Interested: holding bay for people who have expressed some interest. Deal amounts should be set to zero, since they’re unknown at this point.

Qualified: A conversation has taken place and the prospect has been determined to be a good fit for your product/service (this might be a short meeting that ends with the expectation of a more in-depth call to follow)

Discovery Meeting: A more in-depth conversation around the contact’s goals and needs

Sales Assessment/Trial: This should be an exercise designed to demonstrate value to the prospect and provide you with the needed information to make a compelling proposal

Present & Close: Show your final proposed solution to the prospect

Closed-Won: the deal is done

Closed-Lost:  no deal

What are the advantages of this sales process? It’s clear, simple, and has concrete steps between each stage. While the process can be somewhat rigid, there’s no rule saying a prospect has to make a stop at each stage in the process.


How Can I Gather Feedback to Improve the Process?

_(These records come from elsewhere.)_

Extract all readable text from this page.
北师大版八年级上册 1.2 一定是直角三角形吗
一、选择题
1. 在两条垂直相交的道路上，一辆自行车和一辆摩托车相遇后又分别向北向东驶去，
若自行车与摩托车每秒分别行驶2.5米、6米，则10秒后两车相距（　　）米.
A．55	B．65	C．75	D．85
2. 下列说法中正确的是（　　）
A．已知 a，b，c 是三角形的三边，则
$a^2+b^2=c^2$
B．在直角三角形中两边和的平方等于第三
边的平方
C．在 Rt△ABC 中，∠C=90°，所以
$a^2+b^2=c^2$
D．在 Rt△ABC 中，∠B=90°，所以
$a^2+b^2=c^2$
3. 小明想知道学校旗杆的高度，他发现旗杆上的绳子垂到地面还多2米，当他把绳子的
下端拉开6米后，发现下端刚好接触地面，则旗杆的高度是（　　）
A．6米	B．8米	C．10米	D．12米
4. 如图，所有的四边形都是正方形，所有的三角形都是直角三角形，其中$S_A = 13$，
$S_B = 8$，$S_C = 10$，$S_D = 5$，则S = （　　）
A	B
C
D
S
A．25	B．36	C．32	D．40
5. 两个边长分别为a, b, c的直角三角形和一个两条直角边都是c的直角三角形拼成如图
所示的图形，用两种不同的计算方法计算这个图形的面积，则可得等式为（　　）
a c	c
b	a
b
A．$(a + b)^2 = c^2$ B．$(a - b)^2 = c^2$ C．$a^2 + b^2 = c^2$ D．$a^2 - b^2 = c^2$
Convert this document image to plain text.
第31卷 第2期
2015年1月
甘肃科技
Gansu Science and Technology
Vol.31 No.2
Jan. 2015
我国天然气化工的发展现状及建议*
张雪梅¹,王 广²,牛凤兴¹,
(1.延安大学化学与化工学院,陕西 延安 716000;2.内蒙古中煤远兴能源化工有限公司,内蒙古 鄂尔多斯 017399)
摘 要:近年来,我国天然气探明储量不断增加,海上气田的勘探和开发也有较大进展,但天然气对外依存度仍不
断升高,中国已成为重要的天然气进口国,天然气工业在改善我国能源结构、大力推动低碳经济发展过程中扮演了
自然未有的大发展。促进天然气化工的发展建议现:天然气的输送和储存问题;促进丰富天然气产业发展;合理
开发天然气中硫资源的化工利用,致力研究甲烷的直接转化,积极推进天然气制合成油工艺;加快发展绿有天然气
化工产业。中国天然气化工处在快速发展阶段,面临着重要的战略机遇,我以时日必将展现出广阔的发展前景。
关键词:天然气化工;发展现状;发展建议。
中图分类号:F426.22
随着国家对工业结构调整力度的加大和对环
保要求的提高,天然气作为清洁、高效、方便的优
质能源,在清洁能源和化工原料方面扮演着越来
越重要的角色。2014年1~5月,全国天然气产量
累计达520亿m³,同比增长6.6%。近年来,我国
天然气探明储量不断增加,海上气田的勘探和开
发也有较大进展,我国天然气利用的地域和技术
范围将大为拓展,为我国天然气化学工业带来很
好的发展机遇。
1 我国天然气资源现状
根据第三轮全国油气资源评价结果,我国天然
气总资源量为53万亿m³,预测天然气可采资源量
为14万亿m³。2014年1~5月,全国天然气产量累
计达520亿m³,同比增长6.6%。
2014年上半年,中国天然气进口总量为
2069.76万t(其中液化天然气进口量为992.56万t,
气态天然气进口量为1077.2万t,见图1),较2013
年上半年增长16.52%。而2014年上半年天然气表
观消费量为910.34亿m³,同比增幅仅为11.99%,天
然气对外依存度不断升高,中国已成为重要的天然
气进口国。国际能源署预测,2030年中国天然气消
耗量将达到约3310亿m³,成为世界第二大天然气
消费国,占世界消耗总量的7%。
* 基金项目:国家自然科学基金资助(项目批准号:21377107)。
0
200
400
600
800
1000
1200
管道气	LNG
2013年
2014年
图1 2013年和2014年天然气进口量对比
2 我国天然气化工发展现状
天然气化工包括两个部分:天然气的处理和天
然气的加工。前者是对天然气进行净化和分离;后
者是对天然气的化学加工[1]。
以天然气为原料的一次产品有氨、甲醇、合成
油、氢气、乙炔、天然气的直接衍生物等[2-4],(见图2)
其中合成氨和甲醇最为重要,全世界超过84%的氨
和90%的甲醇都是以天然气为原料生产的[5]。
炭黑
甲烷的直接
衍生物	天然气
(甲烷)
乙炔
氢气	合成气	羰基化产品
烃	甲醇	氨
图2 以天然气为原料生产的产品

One benefit of creating a sales process is your ability to see what’s working and what isn’t. By collecting enough information, you can begin to see where your sales team is being successful, and where the process can be improved.


The most obvious way to gather feedback is to evaluate your closing percentages company-wide and also among your individual team members. Looking for trends here can be very valuable. Ask your top performers what they do that sets them apart, and look for how you can incorporate that into the process for everyone else.


Looking through closed-lost deals should also be part of the regular process. It can be really useful to predefine closed-lost reasons, then have your team provide short write-ups for what happened. Are you losing out to competition or inaction? This information can inform what your team needs to close more deals, and how you can improve the process for them.


A sales process has to be revisited regularly, and will gradually get more complex as you understand more about your customers and how they buy. But it’s important you lay the groundwork early on for a process that can scale and also mature. Answering these questions will give you a good place to start.